Wie stark die Blasenschwäche den Betroffenen belastet, ist individuell. Für einige ist ein Tropfen Urin in der Unterhose bereits schlimm, andere gehen erst bei regelmässigen Spritzern zum Arzt. «Den Arzt sollte man aufsuchen, sobald die Lebensqualität eingeschränkt ist», sagt Fiona Burkhard, Urologin am Inselspital Bern. Denn meistens könne man etwas dagegen tun.

Frauen und Männer leiden an unterschiedlichen Arten einer Blasenschwäche: Bei Frauen geht meist beim Husten, Niessen, Lachen oder beim Sport unfreiwillig eine kleine Urinmenge verloren. Dies nennt sich Belastungsinkontinenz. Hier liegt eine Schwächung des Beckenbodens vor, welche die Funktion des Schliessmuskelsystems herabsetzt. Als Behandlung kommt Beckenbodentraining in Frage oder eine Operation.

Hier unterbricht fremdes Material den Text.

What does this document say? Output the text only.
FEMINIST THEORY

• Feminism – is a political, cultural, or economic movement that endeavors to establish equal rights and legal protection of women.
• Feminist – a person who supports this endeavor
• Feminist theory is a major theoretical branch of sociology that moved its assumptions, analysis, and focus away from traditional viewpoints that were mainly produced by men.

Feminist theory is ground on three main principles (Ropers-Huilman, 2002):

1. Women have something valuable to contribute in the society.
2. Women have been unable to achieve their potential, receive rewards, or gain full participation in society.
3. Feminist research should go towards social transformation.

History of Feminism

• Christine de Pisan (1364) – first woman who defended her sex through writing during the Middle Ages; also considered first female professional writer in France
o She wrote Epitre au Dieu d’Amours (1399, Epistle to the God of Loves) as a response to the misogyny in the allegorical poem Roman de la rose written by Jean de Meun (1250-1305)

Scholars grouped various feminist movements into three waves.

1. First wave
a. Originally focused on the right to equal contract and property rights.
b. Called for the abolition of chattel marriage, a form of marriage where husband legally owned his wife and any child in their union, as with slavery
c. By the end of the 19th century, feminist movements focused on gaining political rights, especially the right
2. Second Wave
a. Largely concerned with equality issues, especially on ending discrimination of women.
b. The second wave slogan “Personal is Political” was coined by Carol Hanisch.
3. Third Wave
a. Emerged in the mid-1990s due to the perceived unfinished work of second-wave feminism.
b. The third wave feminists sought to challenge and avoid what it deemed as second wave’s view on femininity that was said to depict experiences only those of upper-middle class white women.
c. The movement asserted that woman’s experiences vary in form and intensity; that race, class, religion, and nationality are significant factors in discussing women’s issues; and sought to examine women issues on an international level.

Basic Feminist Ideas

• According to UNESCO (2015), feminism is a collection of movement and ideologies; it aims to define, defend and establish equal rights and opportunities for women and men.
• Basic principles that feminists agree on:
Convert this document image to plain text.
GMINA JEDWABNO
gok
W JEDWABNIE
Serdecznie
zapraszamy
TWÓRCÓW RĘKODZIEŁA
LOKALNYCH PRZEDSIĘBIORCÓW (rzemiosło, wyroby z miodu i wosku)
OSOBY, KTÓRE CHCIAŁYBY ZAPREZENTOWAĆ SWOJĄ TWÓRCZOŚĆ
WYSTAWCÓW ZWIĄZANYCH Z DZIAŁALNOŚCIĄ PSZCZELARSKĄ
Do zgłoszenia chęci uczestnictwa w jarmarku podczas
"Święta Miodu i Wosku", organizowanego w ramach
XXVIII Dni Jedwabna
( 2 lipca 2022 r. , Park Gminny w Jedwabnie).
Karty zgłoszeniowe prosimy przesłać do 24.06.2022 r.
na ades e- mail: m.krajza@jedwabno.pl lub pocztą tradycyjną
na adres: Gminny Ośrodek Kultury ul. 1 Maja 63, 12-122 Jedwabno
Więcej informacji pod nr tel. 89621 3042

Männer leiden meist an einer Dranginkontinenz (hyperaktive Blase, Reizblase). Hier ist die gereizte Blasenmuskulatur das Problem. Betroffene leiden an einem ungewöhnlich häufigen und starken Harndrang, der ganz plötzlich auftritt. Der Grund dafür ist meistens eine vergrösserte Prostata. Als Behandlung kommen Medikamente und/oder eine Operation in Frage.